The Backdoor That Nearly Compromised the Internet

The Foundations: we take for granted

  • The modern internet runs on hundreds of millions of servers.
  • Over 70% of web servers globally run on Linux, more than 1.8 billion websites are hosted on Linux-based servers.
  • The Linux operating system is structured in layers, comprising the Kernel (core hardware management), System Libraries (user-space access to kernel functions), and System Utilities (specialised management tasks)
  • One such utility is XZ Utils, which provides compression and decompression through its core library – liblzma. They are included in many Linux distributions out of the box, are very popular with developers, and are used extensively throughout the Linux ecosystem.

What if the XZ Utils had a backdoor built in, and no one knew about it when they run their version of Linux? It’s like having a master key that can open every hotel room.

The Hack: a masterclass in supply-chain infiltration

It is now known as the “.xz hack”, a sophisticated supply-chain attack (CVE-2024-3094) discovered in March 2024, where a backdoor was inserted into the xz data compression library (versions 5.6.0 and 5.6.1). It targeted Linux systems by compromising the liblzma library, allowing unauthorised remote access via OpenSSH.

The attacker gained the maintainer trust over two years, and gained the co-maintainer rights to inject malicious code into the legitimate xz utils software.

It seems that as part of the effort to gain these permissions, the attacker used an interesting form of social engineering: They used fake accounts to send myriad feature requests and complaints about bugs to pressure the original maintainer, eventually causing the need to add another maintainer to the repository. After contributing to the code for approximately two years, in 2023 the attacker introduced a few changes to XZ Utils that were included as part of release 5.6.0. Among these changes was a sophisticated backdoor.

The Discovery: a 500ms clue

Software developer Andres Freund discovered the backdoor while investigating slow SSH logins, a 500 ms latency issue that was introduced after a software update, Andres was able to trace the issue back to the XZ package and ultimately identify the backdoor.

This backdoor almost became one of the most significant intrusion enablers ever — one that would have dwarfed the SolarWinds backdoor. The attackers were almost able to gain immediate access to any Linux machine running an infected distro, which includes Fedora, Ubuntu, and Debian. The backdoor already in the packages released in testing and development environments, almost made to the releases for main production globally.

The Lessons: beyond the basics

This hack obviously raises a lot of concerns. We got lucky. If this backdoor was not detected by a curious engineer, how long would it have remained active? What would happen if the back door made to the production release? The hacker would have the master key to access all affected Linux servers, simply disable all web servers, destroying the internet as we know it.

The hacker(or a team of hackers) showed incredible patience, sophistications and persistence, well played a social engineering tactic against the maintainer who is merely an enthusiastic volunteer, created a great tool for the world to use, but lacking energy and money to maintain it in long term.

The hack reveals deeper systemic lessons for tech leaders, security teams, and the open-source community.
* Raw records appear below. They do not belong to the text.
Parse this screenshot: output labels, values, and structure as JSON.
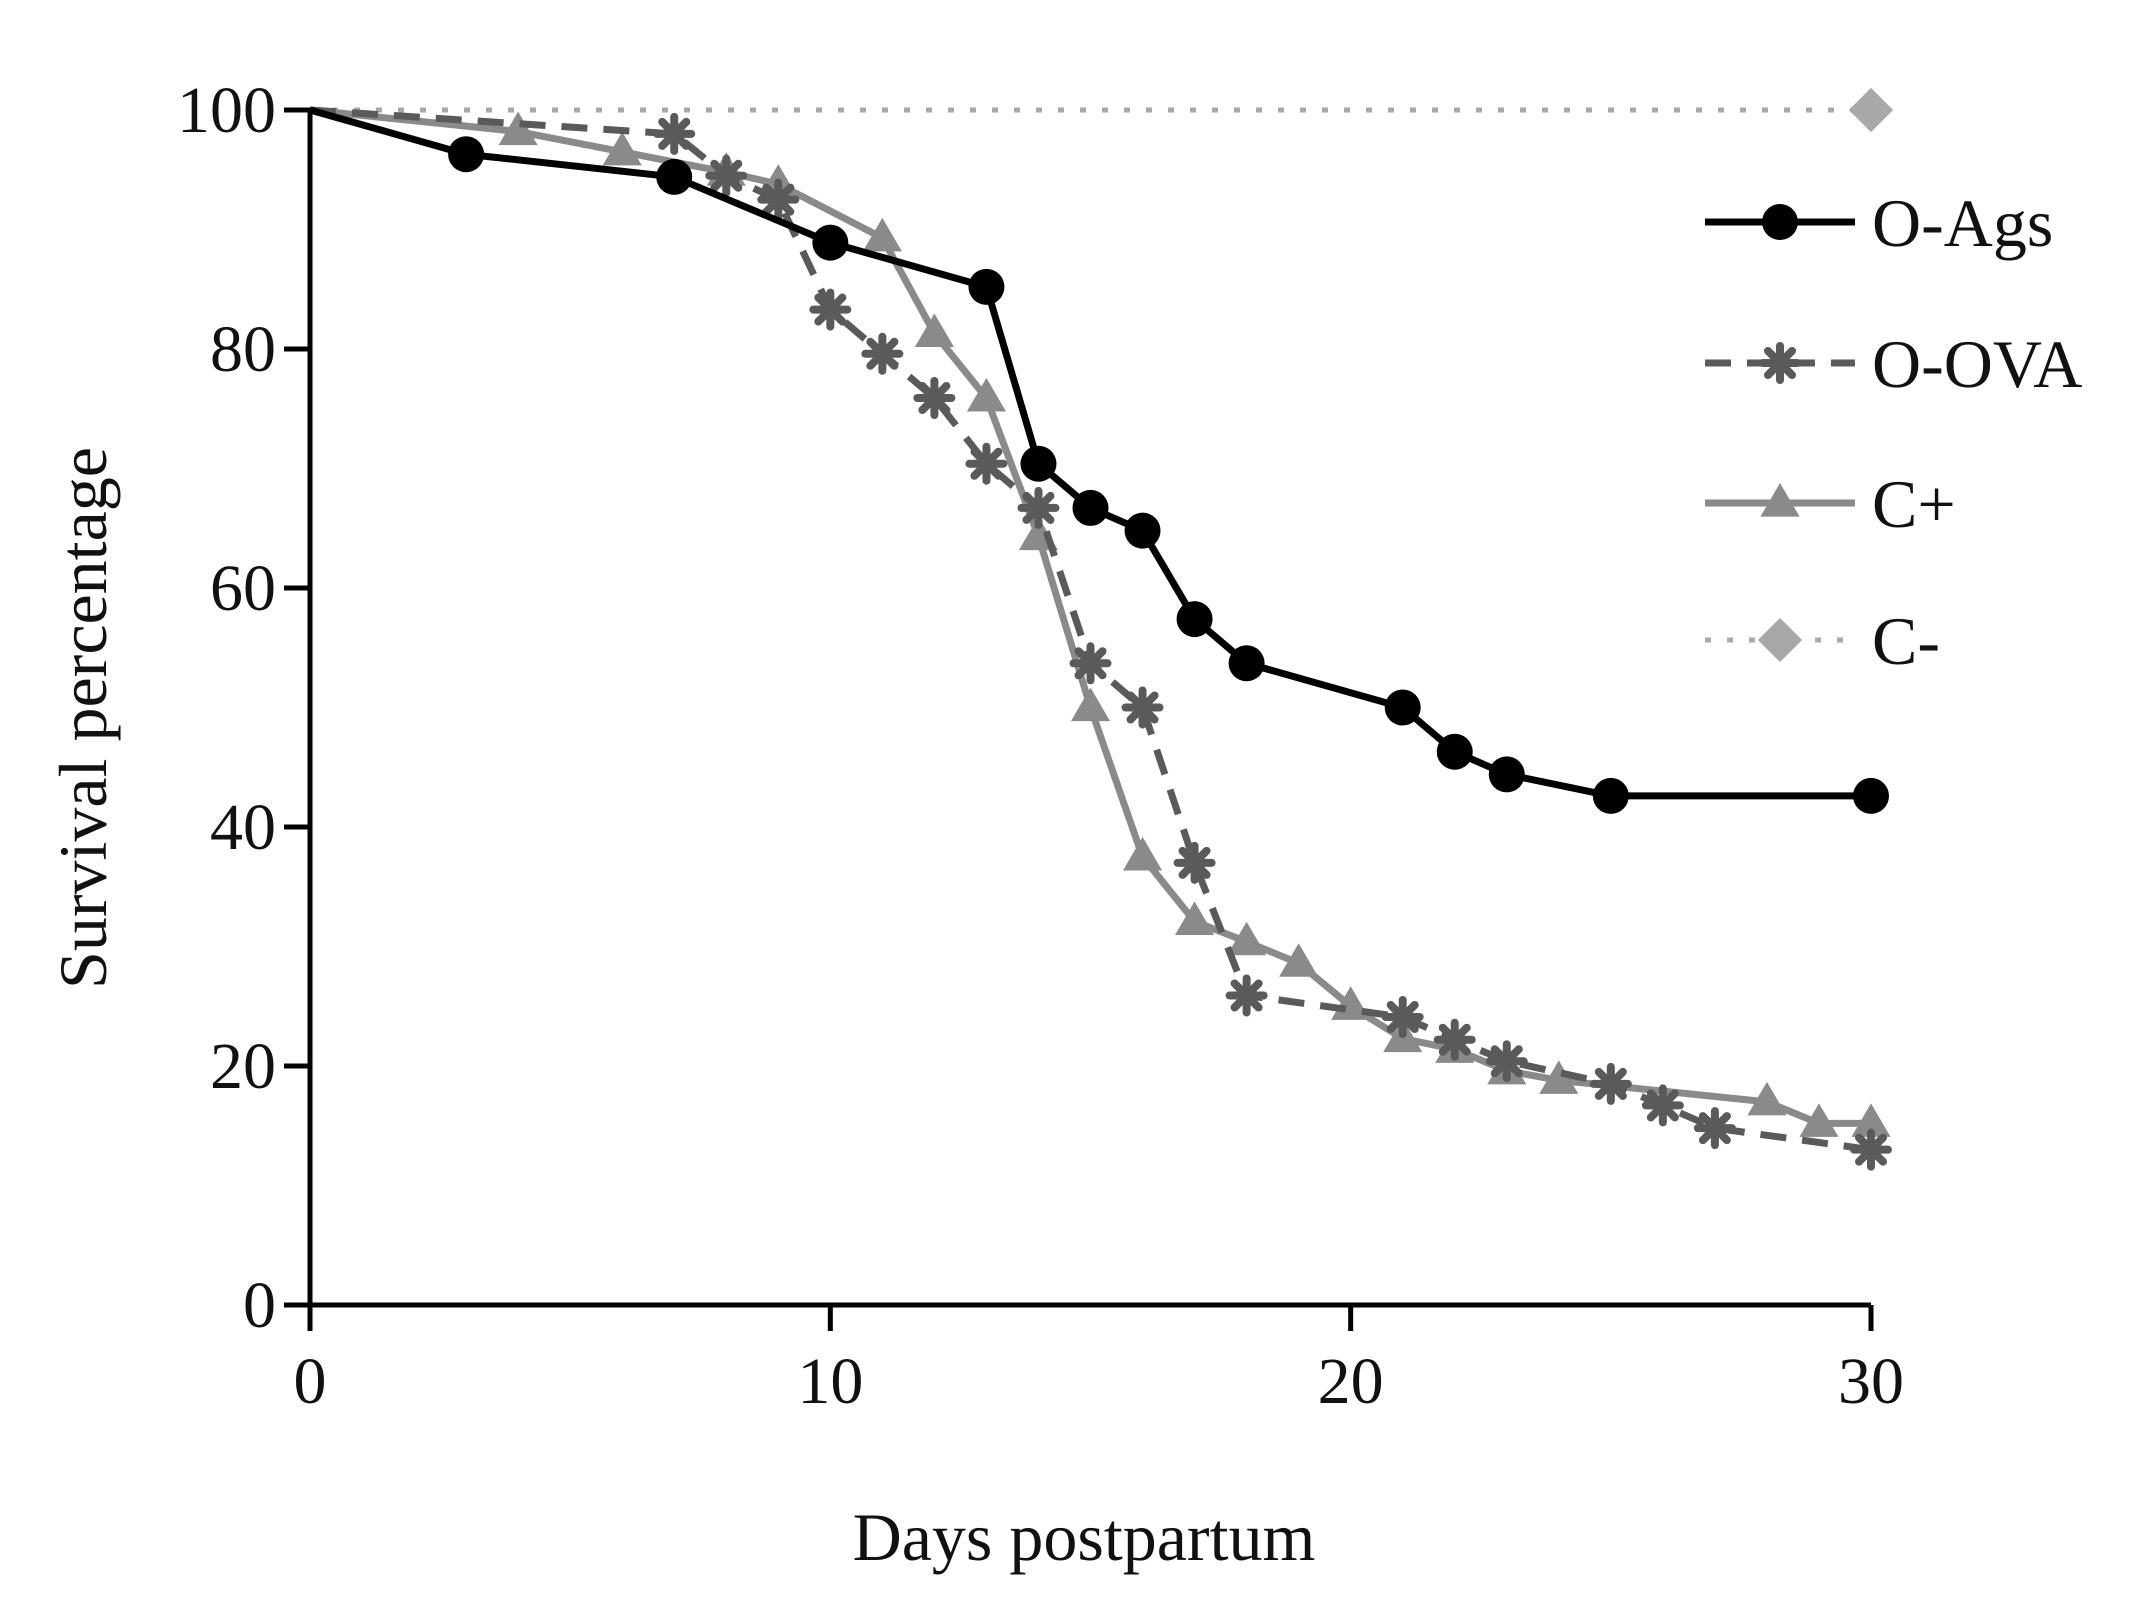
{
  "chart_data": {
    "type": "line",
    "title": "",
    "xlabel": "Days postpartum",
    "ylabel": "Survival percentage",
    "xlim": [
      0,
      30
    ],
    "ylim": [
      0,
      100
    ],
    "xticks": [
      0,
      10,
      20,
      30
    ],
    "yticks": [
      0,
      20,
      40,
      60,
      80,
      100
    ],
    "grid": false,
    "legend_position": "top-right",
    "series": [
      {
        "name": "O-Ags",
        "marker": "circle",
        "line_style": "solid",
        "color": "#000000",
        "x": [
          0,
          3,
          7,
          10,
          13,
          14,
          15,
          16,
          17,
          18,
          21,
          22,
          23,
          25,
          30
        ],
        "y": [
          100,
          96.3,
          94.4,
          88.9,
          85.2,
          70.4,
          66.7,
          64.8,
          57.4,
          53.7,
          50,
          46.3,
          44.4,
          42.6,
          42.6
        ]
      },
      {
        "name": "O-OVA",
        "marker": "asterisk",
        "line_style": "dashed",
        "color": "#5a5a5a",
        "x": [
          0,
          7,
          8,
          9,
          10,
          11,
          12,
          13,
          14,
          15,
          16,
          17,
          18,
          21,
          22,
          23,
          25,
          26,
          27,
          30
        ],
        "y": [
          100,
          98,
          94.5,
          92.5,
          83.3,
          79.6,
          75.9,
          70.4,
          66.7,
          53.7,
          50,
          37,
          25.9,
          24.1,
          22.2,
          20.4,
          18.5,
          16.7,
          14.8,
          13
        ]
      },
      {
        "name": "C+",
        "marker": "triangle",
        "line_style": "solid",
        "color": "#8a8a8a",
        "x": [
          0,
          4,
          6,
          8,
          9,
          11,
          12,
          13,
          14,
          15,
          16,
          17,
          18,
          19,
          20,
          21,
          22,
          23,
          24,
          28,
          29,
          30
        ],
        "y": [
          100,
          98.2,
          96.5,
          94.8,
          93.8,
          89.3,
          81.3,
          75.9,
          64.3,
          50,
          37.5,
          32.1,
          30.4,
          28.6,
          25,
          22.3,
          21.4,
          19.6,
          18.8,
          17,
          15.2,
          15.2
        ]
      },
      {
        "name": "C-",
        "marker": "diamond",
        "line_style": "dotted",
        "color": "#a8a8a8",
        "x": [
          0,
          30
        ],
        "y": [
          100,
          100
        ]
      }
    ]
  }
}
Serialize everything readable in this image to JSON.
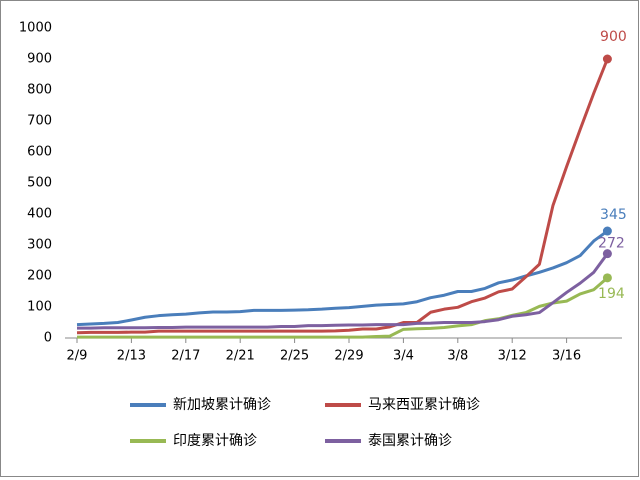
{
  "chart_data": {
    "type": "line",
    "categories": [
      "2/9",
      null,
      null,
      null,
      "2/13",
      null,
      null,
      null,
      "2/17",
      null,
      null,
      null,
      "2/21",
      null,
      null,
      null,
      "2/25",
      null,
      null,
      null,
      "2/29",
      null,
      null,
      null,
      "3/4",
      null,
      null,
      null,
      "3/8",
      null,
      null,
      null,
      "3/12",
      null,
      null,
      null,
      "3/16",
      null,
      null,
      null
    ],
    "series": [
      {
        "name": "新加坡累计确诊",
        "color": "#4a7ebb",
        "values": [
          43,
          45,
          47,
          50,
          58,
          67,
          72,
          75,
          77,
          81,
          84,
          84,
          85,
          89,
          89,
          89,
          90,
          91,
          93,
          96,
          98,
          102,
          106,
          108,
          110,
          117,
          130,
          138,
          150,
          150,
          160,
          178,
          187,
          200,
          212,
          226,
          243,
          266,
          313,
          345
        ]
      },
      {
        "name": "马来西亚累计确诊",
        "color": "#be4b48",
        "values": [
          17,
          18,
          18,
          18,
          19,
          19,
          22,
          22,
          22,
          22,
          22,
          22,
          22,
          22,
          22,
          22,
          22,
          22,
          22,
          23,
          25,
          29,
          29,
          36,
          50,
          50,
          83,
          93,
          99,
          117,
          129,
          149,
          158,
          197,
          238,
          428,
          553,
          673,
          790,
          900
        ]
      },
      {
        "name": "印度累计确诊",
        "color": "#98b954",
        "values": [
          3,
          3,
          3,
          3,
          3,
          3,
          3,
          3,
          3,
          3,
          3,
          3,
          3,
          3,
          3,
          3,
          3,
          3,
          3,
          3,
          3,
          3,
          5,
          6,
          28,
          30,
          31,
          34,
          39,
          43,
          56,
          62,
          73,
          82,
          102,
          113,
          119,
          142,
          156,
          194
        ]
      },
      {
        "name": "泰国累计确诊",
        "color": "#7d60a0",
        "values": [
          32,
          32,
          33,
          33,
          33,
          33,
          34,
          34,
          35,
          35,
          35,
          35,
          35,
          35,
          35,
          37,
          37,
          40,
          40,
          41,
          42,
          42,
          43,
          43,
          43,
          47,
          48,
          50,
          50,
          50,
          53,
          59,
          70,
          75,
          82,
          114,
          147,
          177,
          212,
          272
        ]
      }
    ],
    "ylim": [
      0,
      1000
    ],
    "yticks": [
      0,
      100,
      200,
      300,
      400,
      500,
      600,
      700,
      800,
      900,
      1000
    ],
    "grid": false,
    "legend": "bottom"
  }
}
  • Trust is an attack surface. We often regard contributor trust as a social metric, however it should be regarded as a security boundary. Long-term infiltration attacks are becoming more common because they:
    • Avoid security detection systems
    • Exploit human burnout
    • Target governance weakness
  • Open-source maintainer burnout is a security risk. In this incident, the original maintainer was not negligent, he was just exhausted. When a single volunteer maintains a dependency embedded in millions of systems, that is not just a sustainability problem, it is a critical security issue. Open-source needs:
    • Financial backing for critical dependencies
    • Shared stewardship models
  • Open-source supply chain security must move upstream. Security reviews often focus on application code, runtime vulnerabilities and network exposure. But modern attacks shifting upstream, targeting build systems, package pipelines, dependency graphs and maintainer access controls as demonstrated in the hack.
  • Social engineering has evolved. The hack wasn’t a simple phishing. It was a multi-year campaign focused on reputation farming, identity shaping and psychological pressure. That’s a new frontier of open-source exploitation. Security governance framework needs to avoid single-maintainer bottlenecks, and requiring transparent identity verification for privileged roles.
  • Observability is key. The hack was caught because a curious engineer noticed a 500ms latency. Security risk is often discovered in unexpected telemetry.

Final Thought

Linux and open-source remain among the most secure and innovative foundations in computing history. But this hack was a wake-up call. It reminds us that the most dangerous security risks – backdoors, they aren’t forced open. They’re invited in — slowly, patiently, and politely.